- Supreme Court of the United States

Argued October 11, 2022 Decided April 19, 2023
- Full case name: Reed v. Goertz
- Docket no.: 21-442
- Citations: 598 U.S. 230 (more) 143 S.Ct. 955, 215 L.Ed.2d 218
- Argument: Oral argument
- Opinion announcement: Opinion announcement

Case history
- Prior: United States Court of Appeals, Fifth Circuit No. 19-70022

Questions presented
- Did the statute of limitations begin to run when Reed's motion was denied or when the Texas Court of Criminal Appeals denied to rehear the trial?

Holding
- When a prisoner pursues state post-conviction DNA testing through the state-provided litigation process, the statute of limitations for a §1983 procedural due process claim begins to run when the state litigation ends, in this case when the Texas Court of Criminal Appeals denied Reed’s motion for rehearing.

Court membership
- Chief Justice John Roberts Associate Justices Clarence Thomas · Samuel Alito Sonia Sotomayor · Elena Kagan Neil Gorsuch · Brett Kavanaugh Amy Coney Barrett · Ketanji Brown Jackson

Case opinions
- Majority: Kavanaugh, joined by Roberts, Sotomayor, Kagan, Barrett, Jackson
- Dissent: Thomas
- Dissent: Alito, joined by Gorsuch

Laws applied
- US Constitutional Amendment V, 42 U.S. Code § 1983

= Reed v. Goertz =

Reed v. Goertz, 598 U.S. 230 (2023), is a United States Supreme Court case in which the court held that, when a prisoner pursues state post-conviction DNA testing through the state-provided litigation process, the statute of limitations for a Section 1983 procedural due process claim begins to run when the state litigation ends.

== Background ==
A Texas jury found Rodney Reed guilty of the murder of Stacey Stites. During the penalty phase several women testified that Reed had raped and assaulted them. He was sentenced to death. In 2014, Reed filed a motion in Texas state court under the state's post-conviction DNA testing law. He requested DNA testing on certain pieces of evidence, including the belt used to strangle Stites. The state court denied Reed's motion, reasoning that the items Reed requested to be tested were not preserved through an adequate chain of custody. The Texas Court of Criminal Appeals agreed and denied Reed's motion for a rehearing. Reed then sued in federal court under 42 U.S. Code §1983, a federal law allowing citizens to sue state officials for violating their federally protected rights, claiming that Texas's post-conviction DNA testing law failed to provide procedural due process. Reed also argued that the law's strict chain of custody requirements was unconstitutional. The District Court dismissed his complaint while The Fifth Circuit affirmed on the ground that Reed’s §1983 claim was filed too late, after the applicable 2-year statute of limitations had run. The Fifth Circuit held that the limitations period began to run when the Texas trial court denied Reed’s motion, not when the Texas Court of Criminal Appeals denied rehearing.
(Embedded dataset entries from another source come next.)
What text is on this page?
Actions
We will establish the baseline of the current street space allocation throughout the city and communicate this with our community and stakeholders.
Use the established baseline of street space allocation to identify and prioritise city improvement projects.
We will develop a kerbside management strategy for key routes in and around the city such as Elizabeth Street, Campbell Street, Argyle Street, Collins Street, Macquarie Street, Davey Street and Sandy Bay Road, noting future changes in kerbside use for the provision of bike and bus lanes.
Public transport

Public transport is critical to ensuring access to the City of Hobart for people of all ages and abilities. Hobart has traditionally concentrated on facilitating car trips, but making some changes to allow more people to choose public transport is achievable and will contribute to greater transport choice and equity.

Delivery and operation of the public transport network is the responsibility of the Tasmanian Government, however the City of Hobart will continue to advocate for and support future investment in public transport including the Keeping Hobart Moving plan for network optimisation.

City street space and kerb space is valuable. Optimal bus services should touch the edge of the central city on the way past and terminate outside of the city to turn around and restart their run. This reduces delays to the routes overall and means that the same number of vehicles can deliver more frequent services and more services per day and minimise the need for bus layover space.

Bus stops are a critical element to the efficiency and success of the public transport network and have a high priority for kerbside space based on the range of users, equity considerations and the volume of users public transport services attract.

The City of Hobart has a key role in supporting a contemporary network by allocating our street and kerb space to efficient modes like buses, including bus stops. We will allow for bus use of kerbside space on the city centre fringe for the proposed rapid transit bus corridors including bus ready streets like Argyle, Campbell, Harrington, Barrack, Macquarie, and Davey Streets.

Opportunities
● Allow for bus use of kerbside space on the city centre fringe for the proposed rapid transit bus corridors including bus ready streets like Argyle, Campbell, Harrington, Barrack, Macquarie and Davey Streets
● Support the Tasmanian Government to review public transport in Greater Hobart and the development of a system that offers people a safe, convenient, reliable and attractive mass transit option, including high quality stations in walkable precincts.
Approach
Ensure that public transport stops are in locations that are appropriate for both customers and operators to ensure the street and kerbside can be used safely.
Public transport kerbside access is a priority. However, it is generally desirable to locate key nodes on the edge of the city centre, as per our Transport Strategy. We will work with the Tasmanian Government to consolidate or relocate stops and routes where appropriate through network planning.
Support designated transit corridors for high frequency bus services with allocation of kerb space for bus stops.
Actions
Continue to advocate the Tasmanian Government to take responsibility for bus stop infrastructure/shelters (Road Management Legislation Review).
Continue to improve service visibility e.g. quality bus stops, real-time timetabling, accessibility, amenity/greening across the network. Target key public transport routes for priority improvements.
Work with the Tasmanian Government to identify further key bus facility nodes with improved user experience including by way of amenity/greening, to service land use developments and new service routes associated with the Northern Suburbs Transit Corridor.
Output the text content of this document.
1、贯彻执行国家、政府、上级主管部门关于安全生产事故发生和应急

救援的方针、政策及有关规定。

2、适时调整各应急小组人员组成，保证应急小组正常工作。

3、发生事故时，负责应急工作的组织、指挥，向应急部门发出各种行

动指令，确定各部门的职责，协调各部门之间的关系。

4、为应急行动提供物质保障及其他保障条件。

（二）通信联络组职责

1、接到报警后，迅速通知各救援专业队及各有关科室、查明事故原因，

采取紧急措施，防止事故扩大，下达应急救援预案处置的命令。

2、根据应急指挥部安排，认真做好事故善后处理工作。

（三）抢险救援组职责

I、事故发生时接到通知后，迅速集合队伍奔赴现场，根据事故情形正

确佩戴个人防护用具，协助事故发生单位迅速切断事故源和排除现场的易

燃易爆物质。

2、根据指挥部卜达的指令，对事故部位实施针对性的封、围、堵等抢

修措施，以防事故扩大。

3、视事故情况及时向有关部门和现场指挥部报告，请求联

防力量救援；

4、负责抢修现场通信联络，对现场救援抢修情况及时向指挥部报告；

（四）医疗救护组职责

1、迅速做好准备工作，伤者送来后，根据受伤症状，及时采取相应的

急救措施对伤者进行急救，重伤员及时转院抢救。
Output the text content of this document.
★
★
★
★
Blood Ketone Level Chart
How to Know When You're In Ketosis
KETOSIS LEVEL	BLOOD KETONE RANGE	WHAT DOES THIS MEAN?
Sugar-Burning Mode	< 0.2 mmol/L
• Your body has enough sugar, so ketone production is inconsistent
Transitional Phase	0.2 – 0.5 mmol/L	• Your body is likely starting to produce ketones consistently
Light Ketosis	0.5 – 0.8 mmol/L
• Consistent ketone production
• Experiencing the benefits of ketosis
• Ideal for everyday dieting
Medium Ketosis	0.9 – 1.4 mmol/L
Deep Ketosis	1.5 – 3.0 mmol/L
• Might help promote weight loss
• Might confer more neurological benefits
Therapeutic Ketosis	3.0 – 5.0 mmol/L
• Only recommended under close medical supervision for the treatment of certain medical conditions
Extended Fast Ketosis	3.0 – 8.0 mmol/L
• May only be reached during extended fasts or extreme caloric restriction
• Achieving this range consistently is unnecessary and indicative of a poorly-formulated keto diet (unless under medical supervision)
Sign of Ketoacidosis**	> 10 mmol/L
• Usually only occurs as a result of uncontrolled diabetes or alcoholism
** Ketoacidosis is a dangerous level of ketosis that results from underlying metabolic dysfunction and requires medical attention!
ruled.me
== Supreme Court decision ==
Reed sought review of the Fifth Circuit decision by the Supreme Court and filed a writ of certiorari. The Supreme Court decided 6-3 that the limitations began when state litigation ended, which was when the Texas Court of Criminal Appeals denied Reed's motion for rehearing on the DNA testing claim, reversing the Fifth Circuit's decision. It is unclear when Reed's execution will occur.